How to Start Your Day In Winter
It is important to avoid the tendency to oversleep on cold winter mornings. Practice going to bed around 10pm every night and waking up just before sunrise. Forming this routine balances the Doshas and will help keep you both peaceful and motivated.
In contrast to the outdoor activities of summer, the winter is a time to stay indoors, warm and cozy, while engaging in inner reflection. Redirecting your energy inward to remain energized and inspired during winter is important. Start each day with exercise, movement and meditation to prevent stagnation and congestion in the mind and body. Winter is a time to test your stamina and strength. Challenge yourself with different kinds of exercises and Yoga postures to get charged with energy for the day, even if you can't spend much of it outside.
After exercising, a gentle self-body massage, abhyanga, with oils like Bala, Dhanwantaram or Kshirabala are ideal. These oils protects the skin from dryness and strengthens and lubricates the muscles, bones and joints. A warm water bath followed by abhyanga enhances a sense of wellbeing and is cleansing, refreshing and moisturizing for the body. It kindles the digestive fire and improves appetite.
If you are running late and don’t have time in morning, a body massage just before bed can be done during the winter as well.
What to Eat During Winter
Ayurveda recommends nourishing, heavier, hot food for winter, such as soups and stews with a variety of vegetables and legumes. Since cold weather forces the heat from the surface of the body to the core, your digestive fire, or agni, will actually tend to be very strong in the winter to aid you in digesting heavier foods.
Start your day with a warm breakfast such as oatmeal sweetened with maple syrup, pancakes or waffles made from a high quality grain, or kunyi, which is white basmati rice cooked with ghee, turmeric and ginger. A warm cup of milk spiced with cardamom and cinnamon or tea without caffeine before you start your day will also give you a healthy jumpstart.
For lunch and dinner during the winter, whole wheat bread, dahl, beans such as lentils and garbanzos and high-quality, organic meat and fish are good options. Favor heavier root vegetables such as sweet potatoes and beets. Well spiced soups are nourishing and they balance Kapha and Vata both.

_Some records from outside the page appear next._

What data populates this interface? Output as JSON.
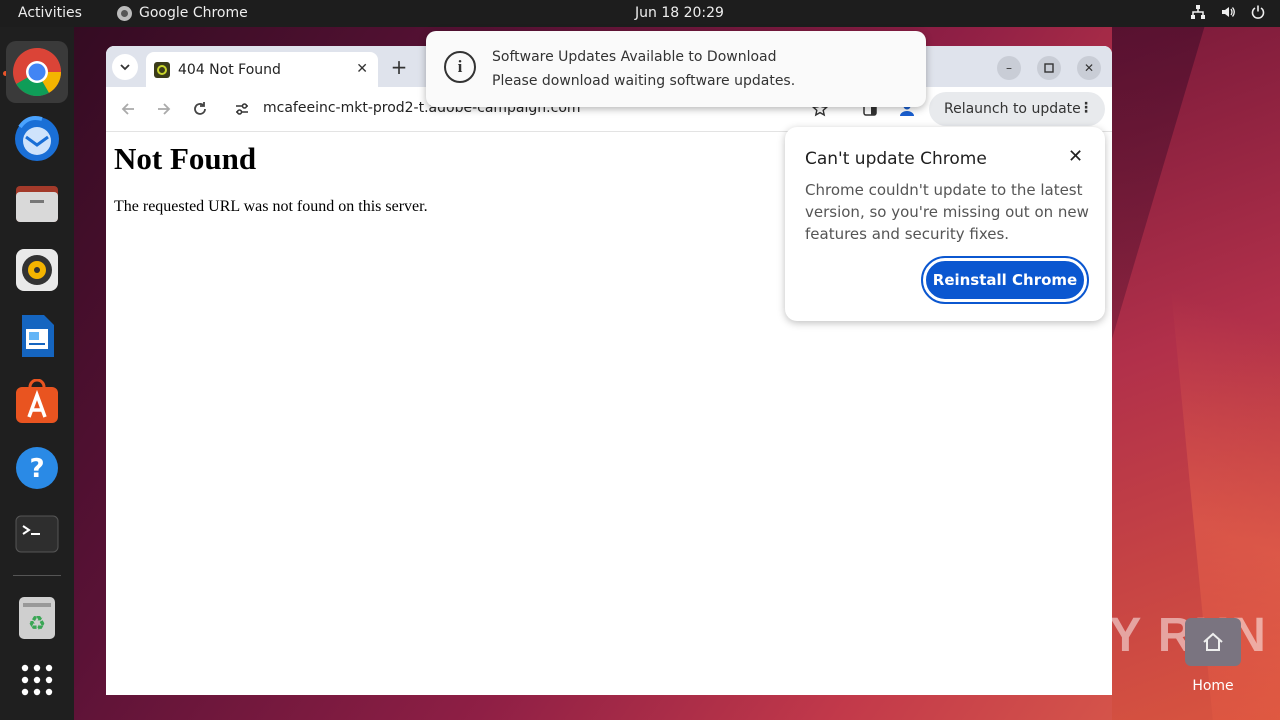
{
  "topbar": {
    "activities": "Activities",
    "app_name": "Google Chrome",
    "clock": "Jun 18  20:29"
  },
  "dock": {
    "items": [
      "chrome-icon",
      "thunderbird-icon",
      "files-icon",
      "rhythmbox-icon",
      "writer-icon",
      "app-center-icon",
      "help-icon",
      "terminal-icon",
      "trash-icon",
      "apps-grid-icon"
    ]
  },
  "browser": {
    "tab_title": "404 Not Found",
    "url": "mcafeeinc-mkt-prod2-t.adobe-campaign.com",
    "relaunch_label": "Relaunch to update"
  },
  "page": {
    "heading": "Not Found",
    "message": "The requested URL was not found on this server."
  },
  "notification": {
    "title": "Software Updates Available to Download",
    "body": "Please download waiting software updates."
  },
  "update_bubble": {
    "title": "Can't update Chrome",
    "body": "Chrome couldn't update to the latest version, so you're missing out on new features and security fixes.",
    "button": "Reinstall Chrome"
  },
  "desktop": {
    "home_label": "Home"
  },
  "watermark": "ANY RUN",
  "colors": {
    "accent_blue": "#0b57d0",
    "dock_bg": "#1f1f1f",
    "topbar_bg": "#1d1d1d"
  }
}
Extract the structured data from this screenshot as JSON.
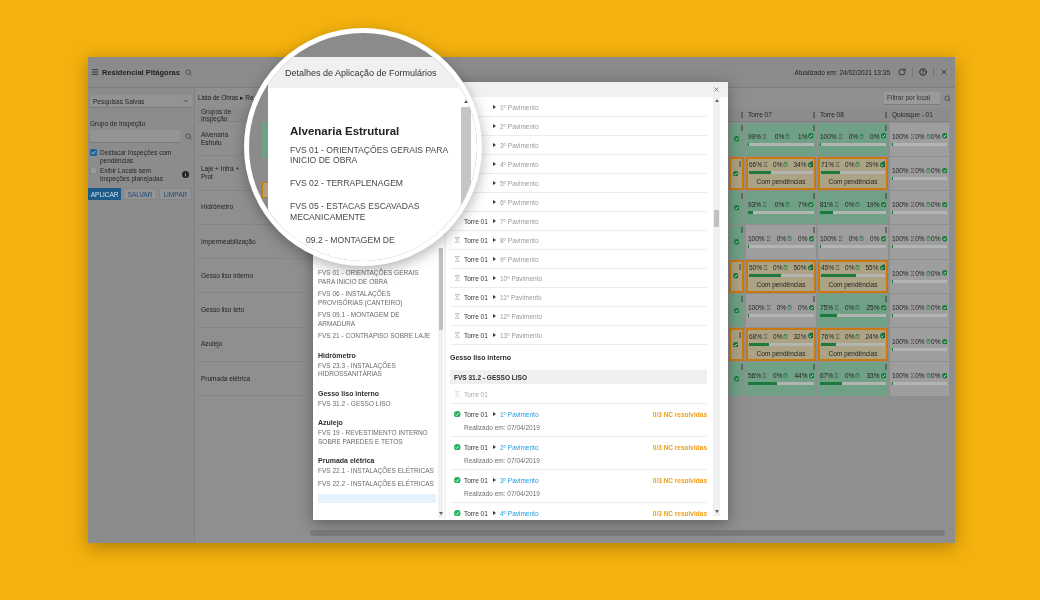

Light, cold and dry food, such as crackers and raw vegetables, should be avoided.
Herbal Formulations for the Winter Season
In addition to a balanced workout routine and diet, Ayurvedic formulations are sometimes needed to quicken and deepen the healing process.
Chyavanaprasam, Narasimha Rasayanam or Brahma Rasayanam build immunity and strength. Jiraka Arishtam and Abhaya Arishtam help to relieve constipation, which can be a common complaint during the winter.
For more articles about seasonal changes and how to live in balance in winter, click here to explore our blog!
The purpose of this article is to provide information about Ayurveda. This information is not intended for use in the diagnosis, treatment, cure or prevention of any disease. If you have serious acute or chronic health problems, please consult a trained health professional or physician. If you are seeking the health advice of a certified Ayurvedic practitioner or doctor, please call us at (800) 215 – 9934 or email us. We will provide you with the contact information of our affiliated Ayurvedic professionals. Check with your physician before taking herbs or using essential oils when pregnant or nursing.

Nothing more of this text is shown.